I discovered Valeria Luiselli’s Faces in the Crowd – Los ingrávidos on Stu’s best of list last year. Somehow I had missed his review (here). The book sounded really interesting and since I was in the mood for some unconventional writing, this was just the book to match the mood. Valeria Luiselli is a Mexican writer and has published essays and short pieces. Faces in the Crowd is her first novel.
The narrator of Faces in the Crowd is a young married woman. She lives with her husband and two kids in Mexico City and leads a life which is far from fulfilling. She decides to write a novel about her time in New York where she worked for an editor and met a lot of colorful people. Writing the novel isn’t easy. Her life isn’t her life, her children claim a large part. Her writing isn’t her writing, as her husband reads it and gets jealous.
The book has an interesting structure. It consist of small and very small paragraphs and episodes, some are up to two pages long, many not much longer than a sentence or two. In the beginning the narrative jumps from the present to the past but in the middle of the novel the narrative voices start to multiply.
Leave a life. Blow everything up. No, not everything: blow up the square meter you occupy among people.

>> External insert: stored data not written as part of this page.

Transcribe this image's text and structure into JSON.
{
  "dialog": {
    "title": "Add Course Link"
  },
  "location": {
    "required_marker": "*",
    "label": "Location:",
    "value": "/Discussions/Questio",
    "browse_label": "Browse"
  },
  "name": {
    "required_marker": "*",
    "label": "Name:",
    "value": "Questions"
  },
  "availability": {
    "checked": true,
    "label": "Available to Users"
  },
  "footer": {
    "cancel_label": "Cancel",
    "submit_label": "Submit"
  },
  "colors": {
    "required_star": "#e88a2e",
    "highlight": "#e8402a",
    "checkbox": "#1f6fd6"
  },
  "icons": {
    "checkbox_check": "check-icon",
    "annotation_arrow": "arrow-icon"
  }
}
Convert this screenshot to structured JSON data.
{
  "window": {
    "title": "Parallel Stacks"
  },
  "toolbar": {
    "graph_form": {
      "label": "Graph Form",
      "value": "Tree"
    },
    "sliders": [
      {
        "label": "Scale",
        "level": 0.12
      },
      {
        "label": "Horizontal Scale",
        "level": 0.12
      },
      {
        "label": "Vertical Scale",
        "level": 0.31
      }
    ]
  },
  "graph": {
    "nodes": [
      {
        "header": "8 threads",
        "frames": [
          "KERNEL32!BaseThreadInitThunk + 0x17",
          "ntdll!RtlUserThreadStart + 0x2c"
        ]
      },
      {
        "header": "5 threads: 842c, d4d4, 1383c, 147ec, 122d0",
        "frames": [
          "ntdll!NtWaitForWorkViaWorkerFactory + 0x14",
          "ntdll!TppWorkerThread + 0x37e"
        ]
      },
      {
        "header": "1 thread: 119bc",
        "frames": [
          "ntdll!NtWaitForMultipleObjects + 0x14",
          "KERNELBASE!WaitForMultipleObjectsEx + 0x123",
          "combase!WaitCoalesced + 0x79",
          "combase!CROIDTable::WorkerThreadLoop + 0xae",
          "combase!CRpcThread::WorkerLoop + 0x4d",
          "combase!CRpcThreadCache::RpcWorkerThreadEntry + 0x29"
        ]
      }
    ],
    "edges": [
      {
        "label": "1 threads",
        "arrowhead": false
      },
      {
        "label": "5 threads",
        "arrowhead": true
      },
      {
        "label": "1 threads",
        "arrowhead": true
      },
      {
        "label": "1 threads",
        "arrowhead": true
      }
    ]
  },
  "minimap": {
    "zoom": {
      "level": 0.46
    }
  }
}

Or better still: leave empty chairs at the table you once shared with your friends, not metaphorically, but really, leave a chair, become a gap for your friends, allow the circle of silence around you to swell and fill with speculation. What few people understand is that you leave one life to start another.
The narrator is very interested in the poems of Gilberto Owen, an Mexican poet who lived in New York. His voice will be one of the most important ones towards the end of the book and we are led to believe that it’s not the young woman anymore who writes about a writer but the writer who writes about the young woman.
This may sound quite confusing but it’s not, it is always clear whether we are in New York or Mexico City and who is telling the story. It’s a unusual book and I was reminded of Bolaño’s The Savage Detectives more than once. Faces in the Crowd may very well be a novel but it has a lot of non-fiction elements. Many poets and writers like Ezra Pound, Gilberto Owen, Federico García Lorca, Nella Larsen are present. Many of the sequences circle around topics like reality and imagination, the boundaries between the two, illusions and inventions. Many symbols and stories echo and multiply throughout the novel. Early on there is the story of Ezra Pound who believes he has seen the face of a dead friend who had been killed in the trenches on the subway. This is a recurring element. The young woman believes she has seen Gilberto Owen’s face on the subway, although he is long-dead and later, when he tells the story, he believes to see hers. The book is populated by real and imaginary people and their ghosts.
I’m glad I’ve read Faces in the Crowd, it’s very different. It’s a book to read again, slowly. Some of the paragraphs and sequences even work on their own and they are all very different in tone and style. Some contain small stories, some are thoughts, philosophical reflections, meditations, some are like small poems. There is a reason for this structure as the narrator tells us in the beginning:
Novels need a sustained breath. That’s what novelists want. No one knows exactly what it means but they all say: a sustained breath. I have a baby and a boy. They don’t let me breathe. Everything i write is – has to be – in short bursts. I’m short of breath.
The only reservation I had, was the woman’s voice and the lack of atmosphere. I thought she was a very cold and distant character and not likable at all, especially in the parts set in the present. It’s as if she is dead inside. A ghost. Which she probably is.
The narrator of the novel should be like an Emily Dickinson. A woman who remains eternally locked up in her house, or in a subway carriage, it makes no difference which, talking with her ghosts and trying to piece together a series of broken thoughts.
If you like unusual books or are a fan of Bolaño’s writing, you should give it a try. It’s rare that I pick up a book after having finished it and re-read passages, and find they have even more meaning read out of context.